Swiss insurance-linked securities and catastrophe bond investment manager Plenum Investments has issued a statement saying that it does not expect losses from European windstorm Christian to reach the attachment point of any exposed catastrophe bonds.
The European windstorm, named Christian, St Jude, Carmen or Simone, depending on the forecasting organisation, blew through the UK, affected northern France, Benelux, Denmark, the Netherlands, Germany, Sweden and some Baltic States this week, but Plenum does not expect insured losses from the event will impact its ILS and cat bond fund.
Plenum explained that while damage from Christian is widespread the type of structures built in northern Europe will largely withstand the storms wind speeds; “First damage reports show many felled trees and the damage sustained was amplified by the fact that they were still covered in leaves. Some facades and structures of buildings were damaged, but most residential buildings are of a masonry construction and we do not anticipate major structural damage to those.”
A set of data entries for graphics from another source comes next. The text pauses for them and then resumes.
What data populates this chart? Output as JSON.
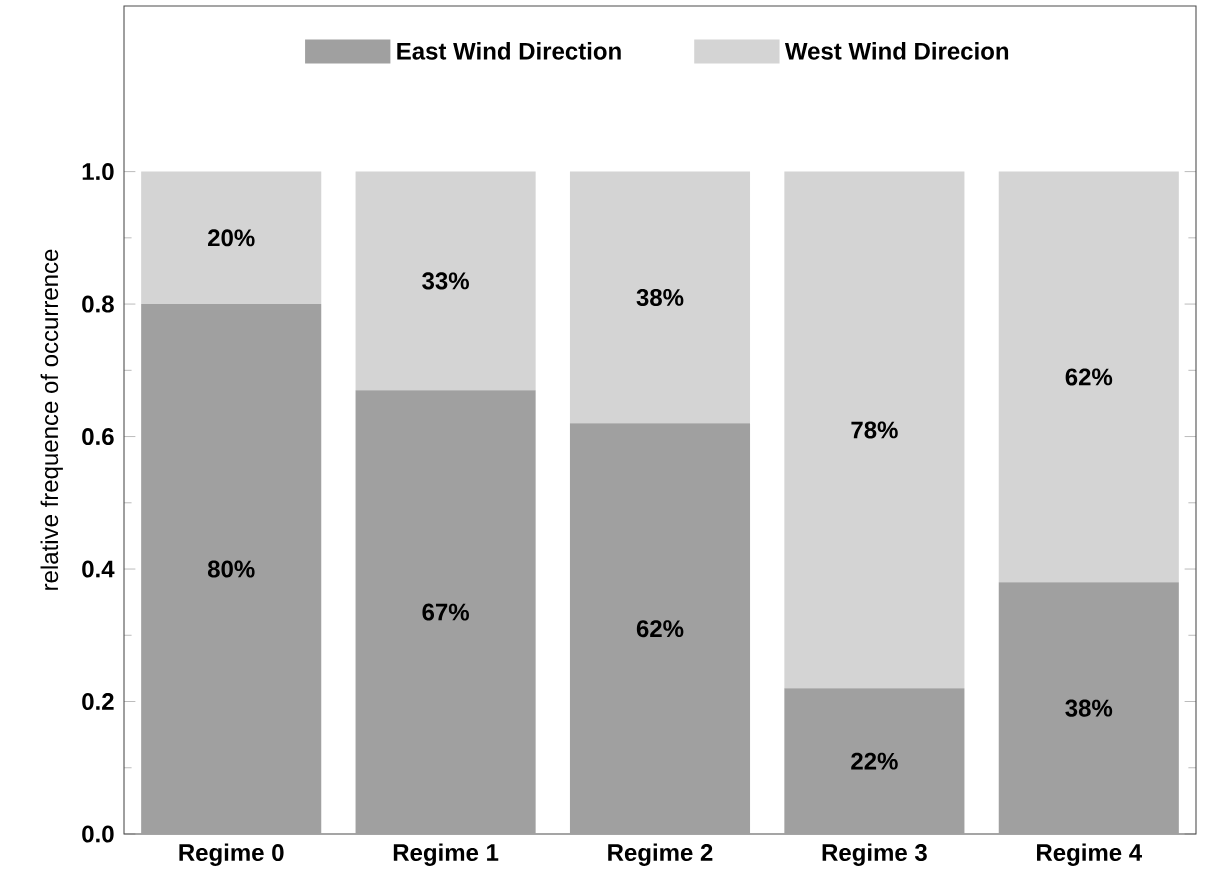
{
  "chart_data": {
    "type": "bar",
    "stacked": true,
    "ylabel": "relative frequence of occurrence",
    "categories": [
      "Regime 0",
      "Regime 1",
      "Regime 2",
      "Regime 3",
      "Regime 4"
    ],
    "series": [
      {
        "name": "East Wind Direction",
        "color": "#a0a0a0",
        "values": [
          0.8,
          0.67,
          0.62,
          0.22,
          0.38
        ],
        "value_labels": [
          "80%",
          "67%",
          "62%",
          "22%",
          "38%"
        ]
      },
      {
        "name": "West Wind Direcion",
        "color": "#d4d4d4",
        "values": [
          0.2,
          0.33,
          0.38,
          0.78,
          0.62
        ],
        "value_labels": [
          "20%",
          "33%",
          "38%",
          "78%",
          "62%"
        ]
      }
    ],
    "ylim": [
      0,
      1.25
    ],
    "yticks": [
      {
        "value": 0,
        "label": "0.0"
      },
      {
        "value": 0.2,
        "label": "0.2"
      },
      {
        "value": 0.4,
        "label": "0.4"
      },
      {
        "value": 0.6,
        "label": "0.6"
      },
      {
        "value": 0.8,
        "label": "0.8"
      },
      {
        "value": 1.0,
        "label": "1.0"
      }
    ],
    "legend": "top",
    "grid": false
  }
}
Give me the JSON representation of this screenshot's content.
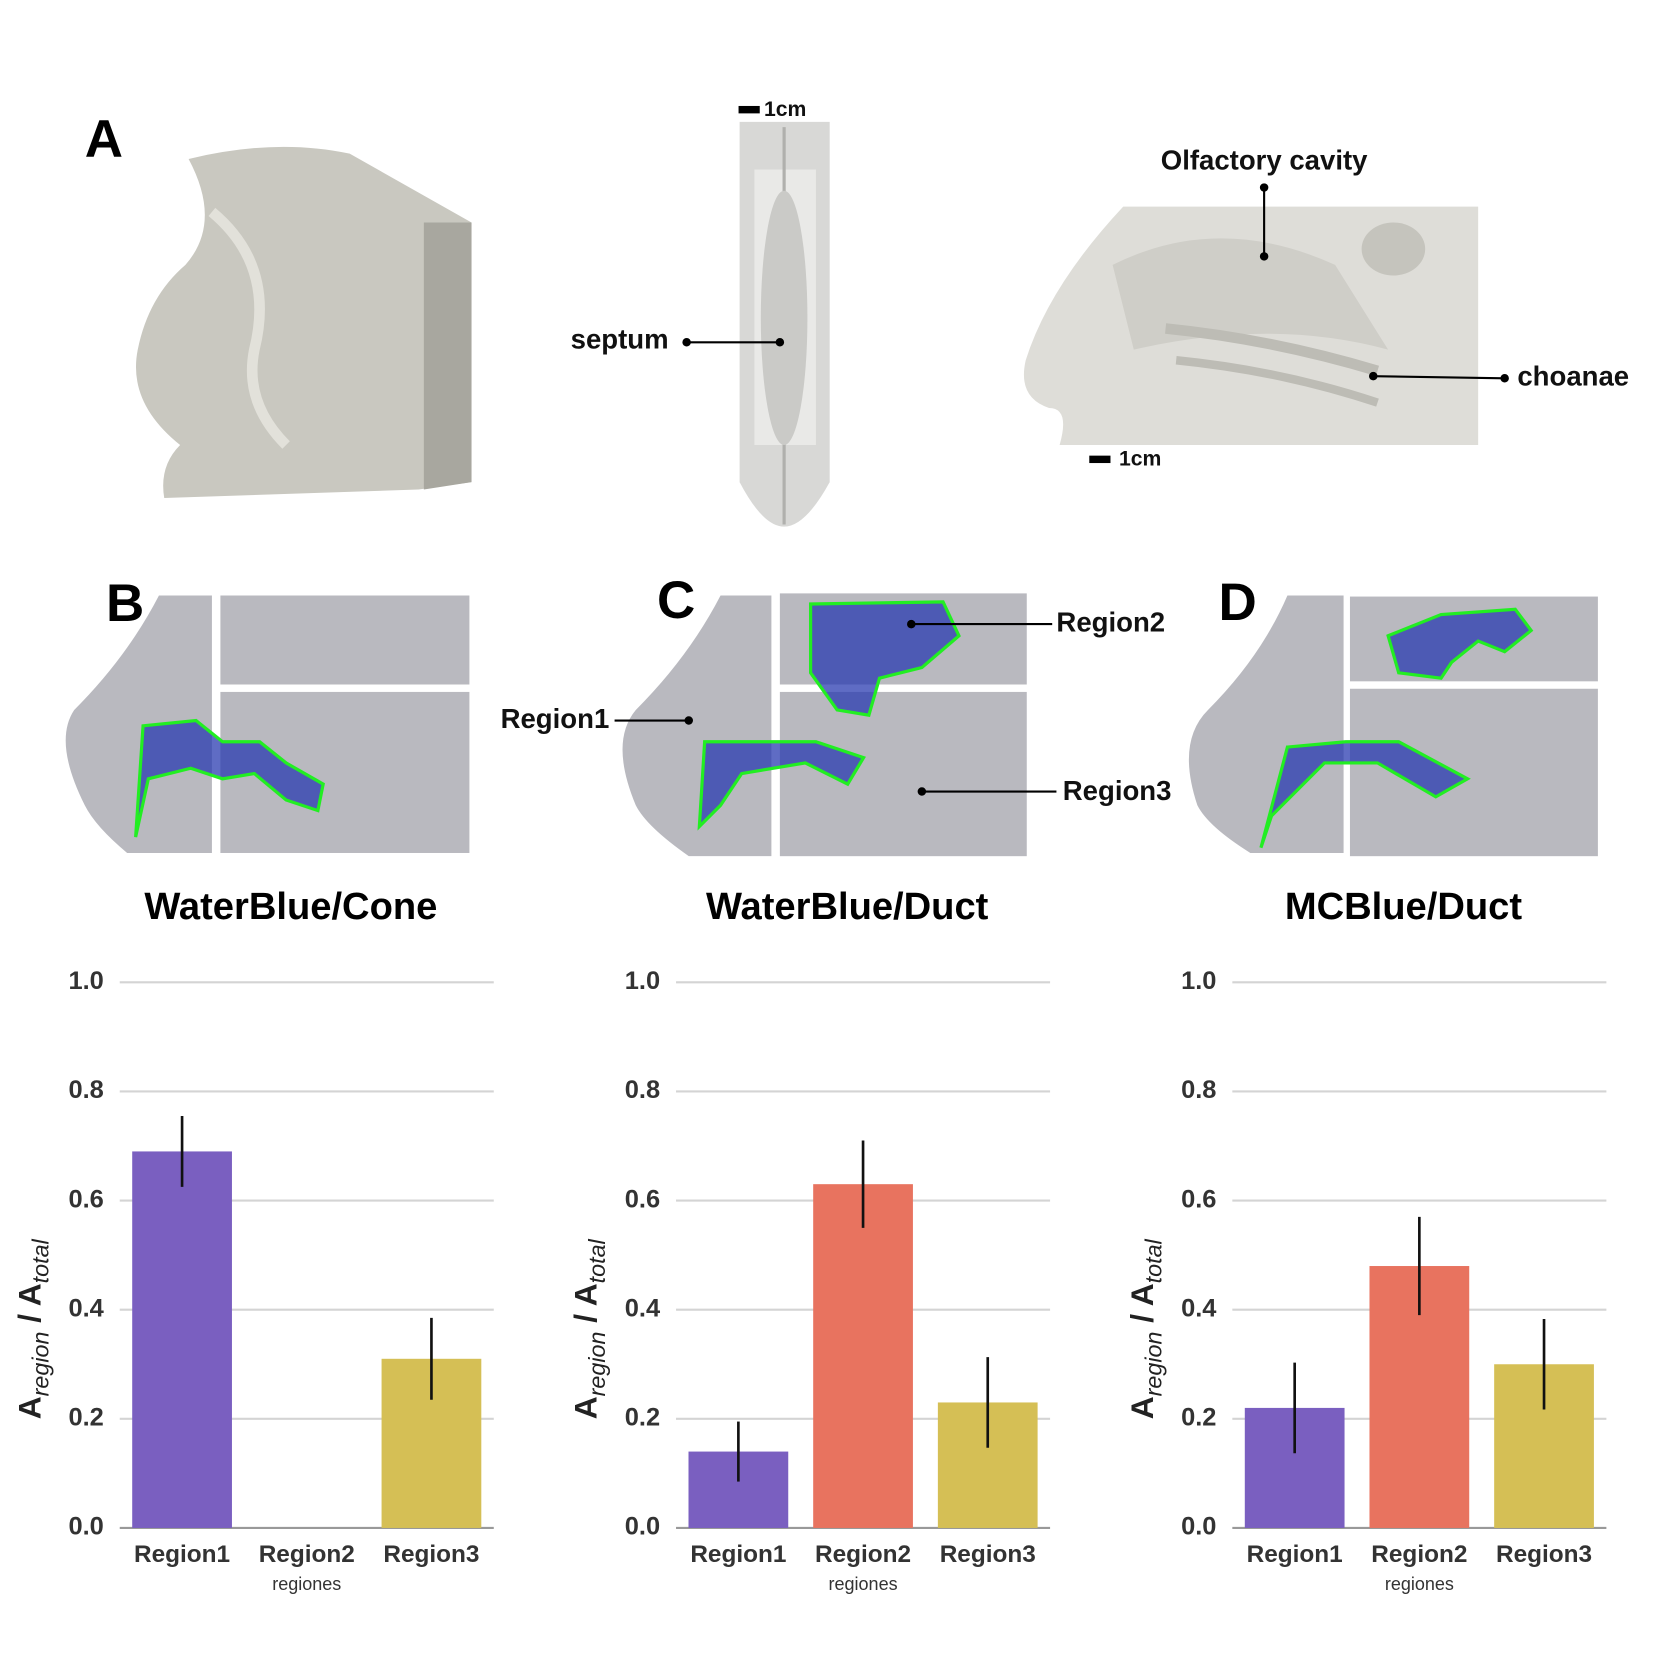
{
  "labels": {
    "panel_a": "A",
    "panel_b": "B",
    "panel_c": "C",
    "panel_d": "D",
    "scale_top": "1cm",
    "scale_right": "1cm",
    "septum": "septum",
    "olfactory": "Olfactory cavity",
    "choanae": "choanae",
    "region1": "Region1",
    "region2": "Region2",
    "region3": "Region3"
  },
  "chart_data": [
    {
      "type": "bar",
      "title": "WaterBlue/Cone",
      "ylabel": [
        "A",
        "region",
        " / A",
        "total"
      ],
      "xlabel": "regiones",
      "categories": [
        "Region1",
        "Region2",
        "Region3"
      ],
      "values": [
        0.69,
        0,
        0.31
      ],
      "errors": [
        0.065,
        null,
        0.075
      ],
      "colors": [
        "#7a5fc0",
        "#e8735f",
        "#d5bf55"
      ],
      "ylim": [
        0,
        1
      ],
      "yticks": [
        {
          "value": 0,
          "label": "0.0"
        },
        0.2,
        0.4,
        0.6,
        0.8,
        {
          "value": 1,
          "label": "1.0"
        }
      ],
      "grid": true
    },
    {
      "type": "bar",
      "title": "WaterBlue/Duct",
      "ylabel": [
        "A",
        "region",
        " / A",
        "total"
      ],
      "xlabel": "regiones",
      "categories": [
        "Region1",
        "Region2",
        "Region3"
      ],
      "values": [
        0.14,
        0.63,
        0.23
      ],
      "errors": [
        0.055,
        0.08,
        0.083
      ],
      "colors": [
        "#7a5fc0",
        "#e8735f",
        "#d5bf55"
      ],
      "ylim": [
        0,
        1
      ],
      "yticks": [
        {
          "value": 0,
          "label": "0.0"
        },
        0.2,
        0.4,
        0.6,
        0.8,
        {
          "value": 1,
          "label": "1.0"
        }
      ],
      "grid": true
    },
    {
      "type": "bar",
      "title": "MCBlue/Duct",
      "ylabel": [
        "A",
        "region",
        " / A",
        "total"
      ],
      "xlabel": "regiones",
      "categories": [
        "Region1",
        "Region2",
        "Region3"
      ],
      "values": [
        0.22,
        0.48,
        0.3
      ],
      "errors": [
        0.083,
        0.09,
        0.083
      ],
      "colors": [
        "#7a5fc0",
        "#e8735f",
        "#d5bf55"
      ],
      "ylim": [
        0,
        1
      ],
      "yticks": [
        {
          "value": 0,
          "label": "0.0"
        },
        0.2,
        0.4,
        0.6,
        0.8,
        {
          "value": 1,
          "label": "1.0"
        }
      ],
      "grid": true
    }
  ]
}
European windstorm Christian has been compared to a storm named Jeanette from 2002, a storm which PERILS AG reported an industry wide loss of €1.264 billion. A similar number from Christian would likely not be sufficient to reach the industry loss attachment points of exposed catastrophe bonds.
Plenum Investments stated; “This would put the expected damages of Christian well below the attachment points of the European wind storm bonds in the portfolio of the Plenum CAT Bond Fund, hence we do not anticipate any adverse effect on the performance of the fund.”
It should be noted that Plenum is only referring to European windstorm catastrophe bonds which it holds in its funds portfolio and that there could be others, perhaps private cat bonds, which are potentially exposed. It is hard for us to say which are and aren’t exposed given that so many European windstorm cat bonds utilise an industry loss trigger which is weighted by exposure and specific Cresta zones.
If European windstorm Christian does result in an insurance industry loss of over €1 billion however, it could put some industry loss based reinsurance contracts or industry loss warranties at risk. This could push some losses into the collateralized and ILS market if any fund managers, or collateralized underwriters, have positions on exposed layers of reinsurance programmes.
As we wrote yesterday, PERILS AG is investigating windstorm Christian and will decide whether it qualifies as an event which is severe enough to collect loss data for and to report on. To qualify Christian needs to be a €200m market-wide insured industry property loss, which based on the reports of damage from across northern Europe at this time looks eminently possible.